A prevenção primária da febre reumática implica em diagnóstico preciso e tratamento apropriado das infecções estreptocócicas da boca, garganta e faringe.

Devido à realidade socioeconômica do país, marcada por grande desigualdade social, é difícil garantir o amplo acesso da população aos procedimentos e exames de laboratório que realmente permitem distinguir se existe ou não uma infecção por estreptococos nos casos de gripe ou resfriado.

No entanto, é possível e indicado fazer a prevenção daqueles pacientes que já possuem uma história anterior de dores de garganta com febre alta, através da administração de medicamentos adequados

No caso das infecções estreptocócicas em curso, a administração correta do medicamento será, além de curativa, também preventiva, pois impedirá a instalação da febre reumática.

Tanto nos casos brandos quanto nos mais graves, o tratamento medicamentoso deve sempre ser prescrito e acompanhado de perto pelo médico.

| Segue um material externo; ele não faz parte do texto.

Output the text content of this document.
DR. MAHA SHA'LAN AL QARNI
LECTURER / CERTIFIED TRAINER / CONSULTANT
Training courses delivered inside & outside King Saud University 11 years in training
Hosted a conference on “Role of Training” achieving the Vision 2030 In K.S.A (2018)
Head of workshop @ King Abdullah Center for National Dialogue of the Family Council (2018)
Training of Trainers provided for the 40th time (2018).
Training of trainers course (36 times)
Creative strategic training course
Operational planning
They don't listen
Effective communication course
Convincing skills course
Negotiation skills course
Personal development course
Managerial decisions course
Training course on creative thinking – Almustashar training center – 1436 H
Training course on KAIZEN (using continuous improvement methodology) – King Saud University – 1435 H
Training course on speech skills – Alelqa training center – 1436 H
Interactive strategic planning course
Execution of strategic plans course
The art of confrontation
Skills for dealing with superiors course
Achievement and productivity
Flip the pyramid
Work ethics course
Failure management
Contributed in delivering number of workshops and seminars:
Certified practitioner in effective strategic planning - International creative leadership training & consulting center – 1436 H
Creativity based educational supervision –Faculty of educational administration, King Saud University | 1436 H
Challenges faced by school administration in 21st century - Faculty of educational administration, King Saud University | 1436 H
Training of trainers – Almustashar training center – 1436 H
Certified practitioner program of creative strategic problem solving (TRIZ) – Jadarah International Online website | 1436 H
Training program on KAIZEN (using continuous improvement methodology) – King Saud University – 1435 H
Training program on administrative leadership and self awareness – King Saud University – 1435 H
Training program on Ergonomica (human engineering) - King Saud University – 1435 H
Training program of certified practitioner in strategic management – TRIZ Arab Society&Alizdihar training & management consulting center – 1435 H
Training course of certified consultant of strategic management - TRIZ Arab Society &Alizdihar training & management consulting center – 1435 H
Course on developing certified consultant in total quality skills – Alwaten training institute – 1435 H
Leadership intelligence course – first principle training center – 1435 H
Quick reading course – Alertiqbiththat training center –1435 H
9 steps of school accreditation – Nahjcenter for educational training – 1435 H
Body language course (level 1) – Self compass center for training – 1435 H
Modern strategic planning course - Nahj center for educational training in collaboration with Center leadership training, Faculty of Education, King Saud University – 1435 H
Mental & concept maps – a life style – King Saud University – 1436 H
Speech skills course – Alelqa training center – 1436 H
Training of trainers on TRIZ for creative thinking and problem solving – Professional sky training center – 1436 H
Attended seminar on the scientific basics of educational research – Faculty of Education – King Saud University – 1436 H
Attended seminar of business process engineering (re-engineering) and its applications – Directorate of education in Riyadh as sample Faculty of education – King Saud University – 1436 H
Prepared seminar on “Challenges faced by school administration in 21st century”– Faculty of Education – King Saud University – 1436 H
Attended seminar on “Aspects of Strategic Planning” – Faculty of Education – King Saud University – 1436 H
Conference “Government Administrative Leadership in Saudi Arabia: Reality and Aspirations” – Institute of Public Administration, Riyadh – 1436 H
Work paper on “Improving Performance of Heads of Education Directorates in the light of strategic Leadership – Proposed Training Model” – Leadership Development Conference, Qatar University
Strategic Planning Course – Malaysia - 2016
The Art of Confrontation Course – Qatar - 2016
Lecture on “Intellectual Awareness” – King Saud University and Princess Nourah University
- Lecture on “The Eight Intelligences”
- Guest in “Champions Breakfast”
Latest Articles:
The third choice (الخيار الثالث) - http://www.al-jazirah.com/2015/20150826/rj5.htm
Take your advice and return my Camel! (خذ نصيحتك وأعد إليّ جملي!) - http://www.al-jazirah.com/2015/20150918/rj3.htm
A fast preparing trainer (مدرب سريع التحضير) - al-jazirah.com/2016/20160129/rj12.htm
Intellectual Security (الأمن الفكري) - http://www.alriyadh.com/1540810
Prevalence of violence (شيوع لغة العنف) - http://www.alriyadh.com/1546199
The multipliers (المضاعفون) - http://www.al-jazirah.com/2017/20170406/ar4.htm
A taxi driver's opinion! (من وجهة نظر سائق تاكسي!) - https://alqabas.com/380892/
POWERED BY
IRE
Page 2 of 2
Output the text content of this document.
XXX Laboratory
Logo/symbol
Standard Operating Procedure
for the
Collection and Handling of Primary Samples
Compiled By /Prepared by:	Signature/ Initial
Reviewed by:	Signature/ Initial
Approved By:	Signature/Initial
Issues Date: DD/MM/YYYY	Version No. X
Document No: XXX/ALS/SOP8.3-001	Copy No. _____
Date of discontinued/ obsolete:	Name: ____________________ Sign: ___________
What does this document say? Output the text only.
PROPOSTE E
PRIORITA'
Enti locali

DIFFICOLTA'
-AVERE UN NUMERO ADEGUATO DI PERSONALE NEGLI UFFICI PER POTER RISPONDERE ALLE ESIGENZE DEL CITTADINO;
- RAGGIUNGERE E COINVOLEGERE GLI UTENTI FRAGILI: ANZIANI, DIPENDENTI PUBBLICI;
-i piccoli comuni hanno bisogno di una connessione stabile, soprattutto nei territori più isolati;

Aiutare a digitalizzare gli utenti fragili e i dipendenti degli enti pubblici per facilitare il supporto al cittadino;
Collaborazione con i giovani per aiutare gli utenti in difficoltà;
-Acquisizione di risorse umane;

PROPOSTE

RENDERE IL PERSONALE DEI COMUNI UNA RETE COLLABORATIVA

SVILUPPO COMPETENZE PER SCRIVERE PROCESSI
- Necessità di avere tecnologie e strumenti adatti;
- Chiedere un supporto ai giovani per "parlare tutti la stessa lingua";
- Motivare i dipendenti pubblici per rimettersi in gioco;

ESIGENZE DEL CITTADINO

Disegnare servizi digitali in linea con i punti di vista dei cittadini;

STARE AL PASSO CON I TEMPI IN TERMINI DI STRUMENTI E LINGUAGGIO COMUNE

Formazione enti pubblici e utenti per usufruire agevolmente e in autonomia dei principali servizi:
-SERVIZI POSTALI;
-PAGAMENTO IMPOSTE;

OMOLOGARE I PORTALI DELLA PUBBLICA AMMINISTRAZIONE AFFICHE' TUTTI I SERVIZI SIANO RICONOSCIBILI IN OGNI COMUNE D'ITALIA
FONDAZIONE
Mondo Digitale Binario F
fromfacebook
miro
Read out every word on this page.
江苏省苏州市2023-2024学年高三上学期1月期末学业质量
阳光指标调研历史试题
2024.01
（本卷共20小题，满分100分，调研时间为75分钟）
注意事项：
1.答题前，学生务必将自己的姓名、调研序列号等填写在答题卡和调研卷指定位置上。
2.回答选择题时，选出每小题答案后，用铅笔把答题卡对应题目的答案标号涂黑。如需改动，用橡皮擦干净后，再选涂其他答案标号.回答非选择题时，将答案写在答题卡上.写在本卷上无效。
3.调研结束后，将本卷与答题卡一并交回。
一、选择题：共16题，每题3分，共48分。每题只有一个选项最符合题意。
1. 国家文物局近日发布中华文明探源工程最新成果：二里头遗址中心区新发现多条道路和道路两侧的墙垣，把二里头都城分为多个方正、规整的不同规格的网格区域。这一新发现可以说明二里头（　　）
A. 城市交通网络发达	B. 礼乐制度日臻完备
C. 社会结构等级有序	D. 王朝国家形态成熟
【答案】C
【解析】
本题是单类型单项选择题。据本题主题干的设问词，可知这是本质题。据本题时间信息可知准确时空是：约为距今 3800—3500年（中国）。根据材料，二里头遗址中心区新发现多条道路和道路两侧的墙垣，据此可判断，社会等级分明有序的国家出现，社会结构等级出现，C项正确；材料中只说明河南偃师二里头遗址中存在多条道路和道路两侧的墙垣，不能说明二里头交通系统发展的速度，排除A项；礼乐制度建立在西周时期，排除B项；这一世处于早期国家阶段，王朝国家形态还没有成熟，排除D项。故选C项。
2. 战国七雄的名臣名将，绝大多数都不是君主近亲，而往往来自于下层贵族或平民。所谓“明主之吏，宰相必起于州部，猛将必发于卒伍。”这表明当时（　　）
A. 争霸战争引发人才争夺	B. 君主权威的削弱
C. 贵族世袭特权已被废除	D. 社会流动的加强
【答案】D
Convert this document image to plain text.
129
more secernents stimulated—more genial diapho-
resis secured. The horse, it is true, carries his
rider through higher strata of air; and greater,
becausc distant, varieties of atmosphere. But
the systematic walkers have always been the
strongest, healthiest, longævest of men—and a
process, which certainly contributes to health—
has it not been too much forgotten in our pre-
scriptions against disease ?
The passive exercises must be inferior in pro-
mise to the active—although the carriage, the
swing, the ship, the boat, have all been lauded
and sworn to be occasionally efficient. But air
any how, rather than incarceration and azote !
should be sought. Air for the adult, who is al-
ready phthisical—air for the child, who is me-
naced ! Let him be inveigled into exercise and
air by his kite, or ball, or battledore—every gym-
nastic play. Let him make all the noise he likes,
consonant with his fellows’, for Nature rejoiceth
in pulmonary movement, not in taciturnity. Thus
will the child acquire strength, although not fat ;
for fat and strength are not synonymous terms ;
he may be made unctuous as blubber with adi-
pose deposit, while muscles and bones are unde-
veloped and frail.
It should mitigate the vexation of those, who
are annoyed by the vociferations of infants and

Alguns especialistas recomendam a manutenção do tratamento durante toda a vida. Por outro lado, sabe-se que o risco do reaparecimento de sintomas diminui com a idade e com o aumento do intervalo desde o último surto da doença. Assim, o tratamento contínuo só deve ser mantido para os pacientes com cardiopatia clinicamente significativa. Os outros indivíduos reumáticos devem ser protegidos até a idade adulta, ou pelo menos até 5 anos após o último surto. Após a interrupção do esquema, os pacientes devem ser orientados a procurar um médico quando da ocorrência de qualquer sintoma de dor de garganta ou faringite.